2. Application software
The default installed list of applications are quite helpful to get most of the work done. The OpenOffice suite is surprisingly easy and nifty to use. Yet, there were some areas where things felt a bit jarry.
2.a. Document Viewer
This is the standard PDF viewer that comes along with Ubuntu 7. It is quite light weight and does the job of displaying PDFs. The places where it caused problems were:
Selection of text – When text was selected and pasted, the formatting was lost or things like spaces were simply gobbled up. So, words would be joined and I would have to go through the copied contents and re-format the same to get the content in order.
The second area where I had a problem is that the document viewer does not allow you to choose areas as images. So, if I like a graph in a PDF that I want to copy, I’d end up rebooting in Windows, opening Acrobat and then working with the PDF. I was not really happy to do this, but it was the only way to get the job done.
2.b. OpenOffice Writer
I am not sure if I explored it but I could not find the Document Review tabs in OpenOffice. So, if I have to produce a collaborative document, I would still need to use the Windows word. Maybe, I need to search further but, this is a first impression.
Apart from this, I was quite surprised by the entire system.
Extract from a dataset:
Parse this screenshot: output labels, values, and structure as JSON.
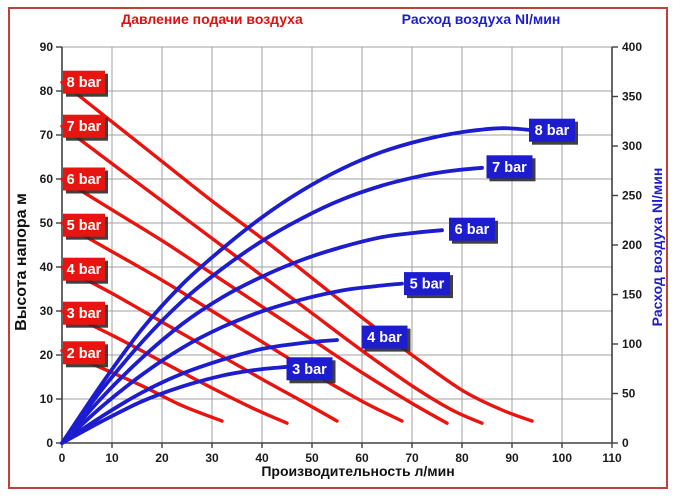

One area where I am really happy with is the fast boot time that it takes. On an average, Windows XP and Ubuntu take about same time to boot. But, once booted, Windows would suddenly start all sorts of Virus scans, updaters, etc which would simply hog the memory and make my system slow. So, I would have to start my system and wait for almost 5 minutes before it got to a stage where it was usable.
With Ubuntu, if I want to get something real fast, I am able to get hold of it almost the moment the system completes the booting. Way to go!
Well, that’s about it for this edition of my review on the system. Please let me know your thoughts.